N.M.129, 947 P.2d 86 (1997). In that case, the Supreme Court affirmed the district court's grant

of Reed's petition for habeas corpus finding that Reed fled from Ohio to New Mexico for the

express purpose of finding safety and that New Mexico's Constitution therefore protected his

flight. When a persons life is jeopardized by the actions of the State without due process, no

constitutional interest is of greater consequence. Id. at 150. Prohibition of this medication has

led to the unnecessary suffering and death of New Mexico citizens and jeopardizes the safety of

our people.
47. However, there are no cases actually explaining the "right to obtain happiness". In

Richardson v. Carnegie Library Restaurant, 107 N.M. 688, 763 P.2d 1153 (1988), the New

Mexico Supreme Court recognized that because the right to obtain happiness is in the Bill of

Rights, it is a fundamental right and legislative infringements are subject to the strict scrutiny"

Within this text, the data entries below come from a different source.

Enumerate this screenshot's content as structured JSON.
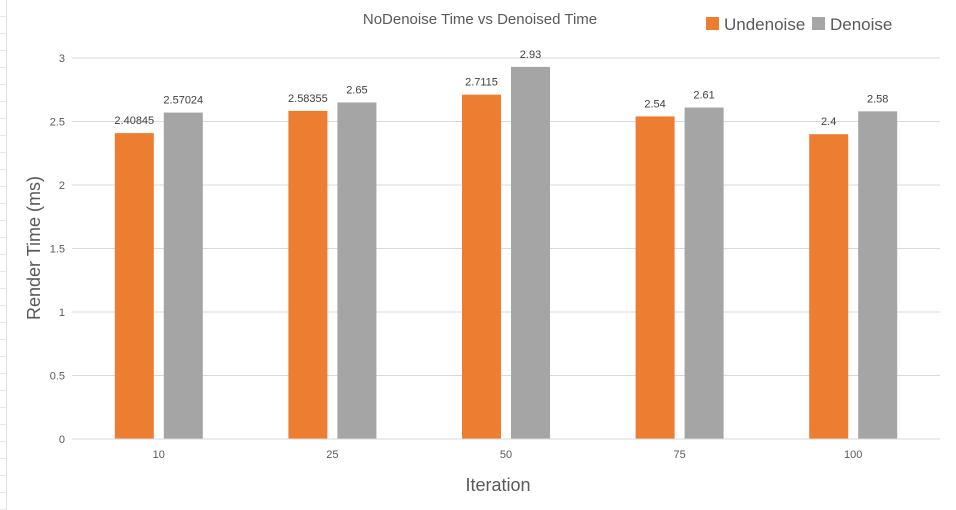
{
  "chart_data": {
    "type": "bar",
    "title": "NoDenoise Time vs Denoised Time",
    "xlabel": "Iteration",
    "ylabel": "Render Time (ms)",
    "categories": [
      "10",
      "25",
      "50",
      "75",
      "100"
    ],
    "ylim": [
      0,
      3
    ],
    "yticks": [
      "0",
      "0.5",
      "1",
      "1.5",
      "2",
      "2.5",
      "3"
    ],
    "grid": true,
    "legend_position": "top-right",
    "series": [
      {
        "name": "Undenoise",
        "color": "#ED7D31",
        "values": [
          2.40845,
          2.58355,
          2.7115,
          2.54,
          2.4
        ],
        "labels": [
          "2.40845",
          "2.58355",
          "2.7115",
          "2.54",
          "2.4"
        ]
      },
      {
        "name": "Denoise",
        "color": "#A5A5A5",
        "values": [
          2.57024,
          2.65,
          2.93,
          2.61,
          2.58
        ],
        "labels": [
          "2.57024",
          "2.65",
          "2.93",
          "2.61",
          "2.58"
        ]
      }
    ]
  }
}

test. Unfortunately, Richardson does not define the "right to obtain happiness". However, an

Attorney General's opinion interprets the right to obtain happiness. "This section means that

each person may seek his safety and happiness in any way he sees fit so long as he does not

unreasonably interfere with the safety and happiness of another". 1966 Op. Att'y Gen. No. 66-

15. On this basis, the A.G. argued that a city ordinance requiring motorcycle helmets was invalid

because an individual's choice to ride without a helmet does not interfere with the safety of

others, only with his own safety. The A.G. wrote that the city could regulate the wearing of

helmets by juveniles under it's power of parens patriae but was constitutionally barred from

interfering with adult choices.

48. Petitioner maintains that his use of marijuana for medical and religious purposes does not

interfere with the safety of others, and that the marijuana laws interfere with his right to seek and

obtain happiness. There is no reasonably conceivable state of facts to justify the total

prohibition of marijuana.

Relief Sought
For all of the foregoing reasons, petitioner asks this court to find placement of marijuana in

Schedule I of the Controlled Substances Act, and the prohibition of marijuana for religious

purposes, Unconstitutional. Petitioner requests that this court issue a Writ of Mandamus to the

Board of Pharmacy ordering them to conduct a review of the scientific evidence concerning

marijuana and place marijuana into an appropriate Schedule of the CSA, no higher than

Schedule III. Petitioner further requests that the cultivation and possession of marijuana for

medical and religious use be exempted from criminal sanctions under the CSA. Petitioner

requests that the Attorney General prohibit law enforcement officers from arresting or harassing

medical and religious marijuana users or from seizing marijuana from individuals who obtain,

possess, use, or cultivate marijuana for their own personal medical or religious use. Petitioner

further requests that the Attorney General be ordered to challenge Unconstitutional provisions of

the federal CSA. Finally, petitioner requests that this court grant him reasonable fees, costs, and

such other and further relief as may appear just and appropriate in the premises.